Александр Торин - Осенние рассказы
— Сейчас попробую, — она закрыла глаза. — Это я пытаюсь вспомнить, как я была на даче, маленькой. Не-а, не получается, что-то колышется перед глазами, смутно как-то.
— Это потому, что мозг не дает людям прикоснуться к памяти. Как предохранительный механизм, иначе люди могут сойти с ума. Они потеряют представление о пространстве, времени, и начнут жить прошлым или будущим, забыв о настоящем.
— Не знаю, — Инна замолчала. — Если это действительно так, как ты говоришь, то жить станет страшно.
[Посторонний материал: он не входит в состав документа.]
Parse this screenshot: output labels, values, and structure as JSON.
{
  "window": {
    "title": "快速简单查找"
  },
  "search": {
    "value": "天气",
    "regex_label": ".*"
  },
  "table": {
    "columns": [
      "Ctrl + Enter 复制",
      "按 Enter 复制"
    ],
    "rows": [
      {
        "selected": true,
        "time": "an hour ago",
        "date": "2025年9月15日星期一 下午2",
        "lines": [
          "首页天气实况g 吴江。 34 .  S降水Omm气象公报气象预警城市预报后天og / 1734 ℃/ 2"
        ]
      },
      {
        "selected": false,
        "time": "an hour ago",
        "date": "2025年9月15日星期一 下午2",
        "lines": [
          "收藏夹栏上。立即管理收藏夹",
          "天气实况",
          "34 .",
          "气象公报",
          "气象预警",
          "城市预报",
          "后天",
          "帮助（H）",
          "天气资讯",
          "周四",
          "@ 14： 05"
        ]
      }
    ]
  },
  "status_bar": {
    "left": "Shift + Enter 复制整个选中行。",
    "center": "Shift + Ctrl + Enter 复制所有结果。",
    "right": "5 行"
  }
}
— Ты права, — я на секунду задумался. — А я тебе сегодня говорил, мне иногда кажется, что я вижу не только то, что происходило со мной, но и умею читать память окружающих, давно умерших людей. Это так интересно, но и жутковато одновременно…
— А может тебе к врачу сходить? — Инна испугалась и как-то замкнулась.
— Да нет, не пугайся, это просто чересчур развитое воображение. — Я погладил ее по щеке, и Инна замерла. — Посмотри мне в глаза, — ее зрачки встретились с моими, я погрузился в них, и мы снова слились в поцелуе.
— Увидят же, — смущенно прошептала она, заметив трех мужиков, с решительным видом направляющихся в кусты.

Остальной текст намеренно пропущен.